Aldo Grassini, President of Museo Omero
The exhibition “Toccare la bellezza” (“Touching Beauty”) closed at the Museo Tattile Statale Omero in Ancona on 8 March only to reopen at the Palazzo delle Esposizioni in Rome on 28 March. Now that we have seen it through we can take a little pride in saying that we met the challenge. Why was it a challenge? Bruno Munari and Maria Montessori lived at different times – though there was some overlap – and they never met. Neither, for that matter, had they ever been brought together in a single exhibition. This was managed for the first by the Museo Omero and it was no easy operation. Both were major figures in twentieth century culture but they moved in different spheres: the one a scientist (physician/educator), the other essentially an artist.
But this exhibition succeeded in highlighting important affinities: a tendency to break the mould and overcome certain cultural taboos; a regard for, or rather, a love of the world of childhood; an interest in the extraordinary resources of all the senses – not just the visual sense – and an appreciation of their specific qualities in enhancing mental development; and lastly an admiration for the aesthetic potential which each of the senses, especially touch, is capable of expressing.

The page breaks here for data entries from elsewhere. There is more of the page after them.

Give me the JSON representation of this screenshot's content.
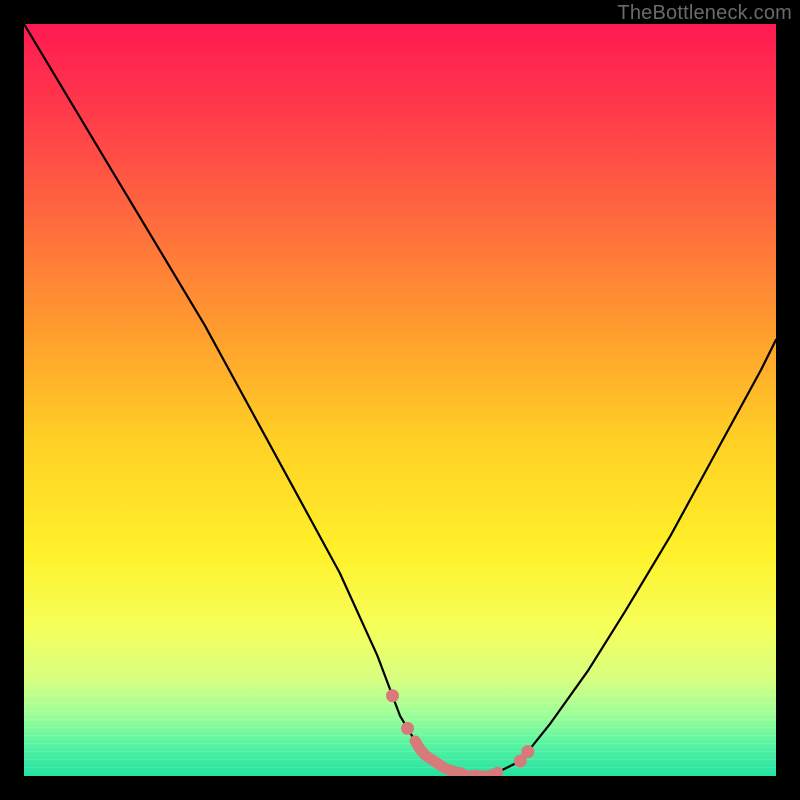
{
  "watermark": "TheBottleneck.com",
  "chart_data": {
    "type": "line",
    "title": "",
    "xlabel": "",
    "ylabel": "",
    "xlim": [
      0,
      100
    ],
    "ylim": [
      0,
      100
    ],
    "series": [
      {
        "name": "bottleneck-curve",
        "x": [
          0,
          6,
          12,
          18,
          24,
          30,
          36,
          42,
          47,
          50,
          53,
          56,
          59,
          62,
          66,
          70,
          75,
          80,
          86,
          92,
          98,
          100
        ],
        "values": [
          100,
          90,
          80,
          70,
          60,
          49,
          38,
          27,
          16,
          8,
          3,
          1,
          0,
          0,
          2,
          7,
          14,
          22,
          32,
          43,
          54,
          58
        ]
      }
    ],
    "markers": {
      "name": "trough-markers",
      "color": "#d77a7a",
      "x_range": [
        49,
        67
      ],
      "dots_x": [
        49,
        51,
        58,
        60,
        66,
        67
      ],
      "segment_x": [
        [
          52,
          63
        ]
      ]
    },
    "gradient_stops": [
      {
        "pos": 0,
        "color": "#ff1a52"
      },
      {
        "pos": 12,
        "color": "#ff3b4a"
      },
      {
        "pos": 26,
        "color": "#ff6a3e"
      },
      {
        "pos": 40,
        "color": "#ff9a2f"
      },
      {
        "pos": 55,
        "color": "#ffcf25"
      },
      {
        "pos": 70,
        "color": "#fff029"
      },
      {
        "pos": 80,
        "color": "#f6ff59"
      },
      {
        "pos": 87,
        "color": "#d8ff80"
      },
      {
        "pos": 92,
        "color": "#9cff99"
      },
      {
        "pos": 96,
        "color": "#55f3a3"
      },
      {
        "pos": 100,
        "color": "#23e2a0"
      }
    ]
  }
}
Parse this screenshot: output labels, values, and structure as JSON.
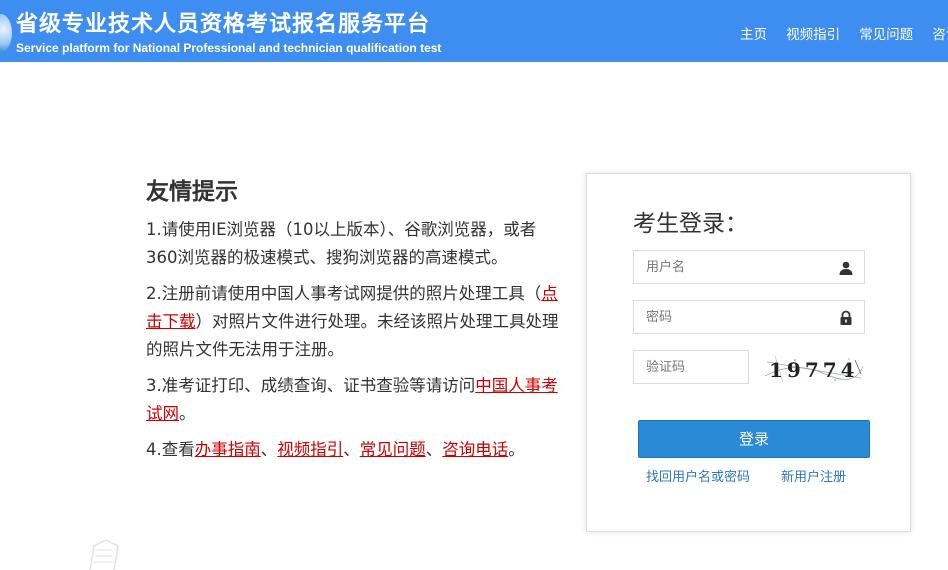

The visitors, numerous and enthusiastic, quickly realized that the intention was not to introduce two towering figures who certainly have no need of an introduction, but to rediscover tactility under their guidance.
If someone were to say that the exhibition was an attempt by the Museo Omero to enlist Munari and Montessori under its banner, they would not be altogether wrong! This is the cultural battle that the museum has been waging for several years now: to contest the monopoly in the arts of the visual sense and to endow the sense of touch with the nobility and regard which our cultural tradition has denied it.
Touch is a unique way of knowing. Without it, we can have no perception of certain material qualities: weight, temperature, texture, and their manifold causes, are empty words when divorced from a sense of touch. And the exhibition on Munari and Montessori bears out this truth in a thousand ways. The beauty of touch, of entering into an affective relationship with things, the pleasure of contact with different materials are all instantly kindled when exposed to that myriad of small objects with their endlessly varied shapes and fashionings, in venturing to the limits of normal perception, in the joy of discovering sensory nuances, possible uses, possible combinations.
All this is beautiful: a beauty you can touch, a beauty which overturns all the canons of a purely visual approach to art in the quest for a new and yet primordial relationship with nature which is not made up entirely of visual images and needs to recover its physicality, refined and ennobled by an intimate relation with the concept which sheds light on it while drawing substance from it. This is a new aesthetic which marks a fresh chapter in the history of art and opens the way for an art which is multisensory and for new approaches to appreciating it, radically transforming our way of organizing and managing museums.
The Ancona exhibition was intended to be something entirely different from the traditional art exhibition. This time it is not enough to look: you enter into dialogue with the artists and the objects, touching them, using them, playing with them, trying to grasp the conceptual mechanism which relates them to each other, trying to reproduce it, correct it.
A visit can even be quite lengthy and offers an experience which is rewarding is numerous ways, including the genuinely aesthetic.
A final consideration, but certainly not the least important: this was to be an accessible exhibition. Exploiting all the senses means allowing everyone access, even those who have to get by with some form of sensory deficit. No one is exluded from touching beauty. A single exhibition has achieved a unified goal: for art and for democracy.